If you do not need the links which is already visited …

Keep in mind that given only 40k keys. They may present themselves as hot keys …

– R


#12

Am I right to assume, using remove_first five records and then find_first 5 records will work more faster than using udf with filter to extract unvisited links?

I hope this is last question )))


#13

Yes !!

take = find + remove

If you are not going to look at visited links then storing it in list seems to have no utility.

– R


#14

raj, a lot of thanks, information was very helpful.


#15

A similiar question here. We have a use case for a llist that may grow easily to a 100 billion entries and beyond (can provide more details by email if needed). We assume that if we can sustain 10.000 find()s per sec on it everything should be fine (it’s only queried from offline processing stuff). The entries consist of: a 64-byte key and a potential list of 32-bit IDs. Only about 10% of the entries should contain more than 1 ID in that list.

We now ask ourselves what that amount will implicitly mean to our cluster and what kind of architecture would be the best:

  • A huge LDT must be stored by one server only, right? Only manual sharding possible?
  • We once found some UDF transform function that could be applied to manually bring entries to a compact form and vice versa - but it’s gone on the new docs? Does that still exist (so we could go down to 12 bytes/entry + x bytes overhead per ssd block used)?

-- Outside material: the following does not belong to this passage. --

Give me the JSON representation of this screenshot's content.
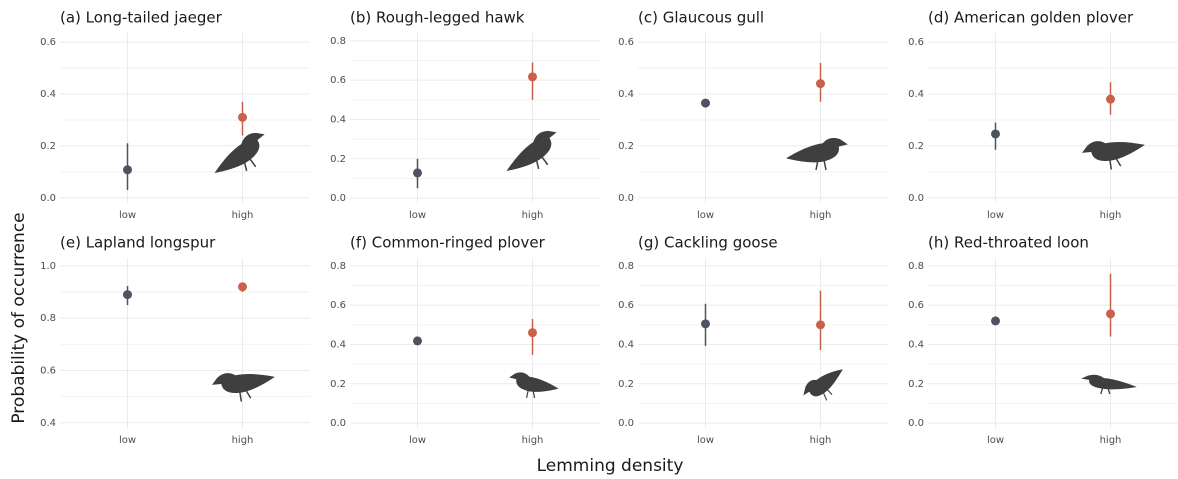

We currently plan to set the 4 bytes values to either the first ID of the list or 0 where the later one means that ‘there is a list’ and that that list can be queried from a second, smaller LDT (same 64-bit primary) or from a dedicated entry. This way we hope to being able to limit the entry-size on the ‘big’ LDT to 12 bytes / entry with maxObjectSize and such.

Cheers, Manuel


#16

@max83 and @ManuelSchmidt:

Thank you for posting about LDTs in our forum. Please see the LDT Feature Guide for current LDT recommendations and best practices.


#17

@max83 and @ManuelSchmidt,

Effective immediately, we will no longer actively support the LDT feature and will eventually remove the API. The exact deprecation and removal timeline will depend on customer and community requirements. Instead of LDTs, we advise that you use our newer List and SortedMap APIs, which are now available in all Aerospike-supported clients at the General Availability level. Read our blog post for details.